A Few Will Do
Koenigsmann did not join SpaceX because he believed in that mission. “I just wanted to develop a rocket with a small team, and not 15,000 people like had been done in the past,” he said. “I wanted to show you could do this with 200.” ARStechnica.com, September 21, 2018, Inside the eight desperate weeks that saved SpaceX from ruin.
This reminded me of the classic quote, “An engineer can do for a dollar what any fool can do for two.” In the Air Force, I settled on a four-to-one rule. It was that any organization I ran could do all the core things they needed to do with just one-fourth of the people we had. It was also the case that in all those organizations I ran and in all my projects, I never asked for more money. I always found that I could get everything done that I needed to do with the resources I had, as long as I was free to go about it in a way that was often considered unconventional.

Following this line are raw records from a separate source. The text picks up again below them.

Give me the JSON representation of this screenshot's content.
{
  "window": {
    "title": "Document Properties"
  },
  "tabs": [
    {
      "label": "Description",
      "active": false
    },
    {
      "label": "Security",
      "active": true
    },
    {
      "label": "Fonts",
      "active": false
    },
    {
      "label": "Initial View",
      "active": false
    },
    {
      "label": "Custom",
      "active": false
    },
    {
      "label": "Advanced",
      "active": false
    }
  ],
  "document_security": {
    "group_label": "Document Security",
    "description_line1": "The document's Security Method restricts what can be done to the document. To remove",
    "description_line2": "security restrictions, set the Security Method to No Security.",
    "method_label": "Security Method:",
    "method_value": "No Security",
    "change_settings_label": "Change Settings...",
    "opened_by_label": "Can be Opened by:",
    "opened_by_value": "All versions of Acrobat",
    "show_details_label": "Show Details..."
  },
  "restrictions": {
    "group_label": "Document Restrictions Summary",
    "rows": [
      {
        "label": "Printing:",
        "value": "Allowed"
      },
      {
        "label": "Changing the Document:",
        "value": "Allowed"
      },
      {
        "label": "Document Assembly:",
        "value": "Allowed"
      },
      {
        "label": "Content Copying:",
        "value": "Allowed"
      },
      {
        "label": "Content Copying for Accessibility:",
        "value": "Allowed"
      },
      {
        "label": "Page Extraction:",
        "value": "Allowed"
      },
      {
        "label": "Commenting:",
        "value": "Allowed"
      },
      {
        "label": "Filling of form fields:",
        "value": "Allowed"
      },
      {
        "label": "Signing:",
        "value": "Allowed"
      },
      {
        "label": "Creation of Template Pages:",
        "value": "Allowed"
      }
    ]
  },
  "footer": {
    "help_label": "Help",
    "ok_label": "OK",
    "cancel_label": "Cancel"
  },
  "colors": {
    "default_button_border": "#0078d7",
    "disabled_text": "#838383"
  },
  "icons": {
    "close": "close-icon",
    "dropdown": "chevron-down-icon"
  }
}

Compare with we become sloppy with too much.
Behind all of these notions, there is the central idea that we can often do better with less. Sometimes much less. When we have too many resources, it can often get in the way of getting the job done. In my various careers, I always found it humorous, especially in government, that the big problem for a department was trying to spend the money they claimed they needed but ultimately couldn’t actually figure out how to spend it.
Also, see having too much money but not enough time.
Have you tried getting creative with the resources you have rather than asking for more?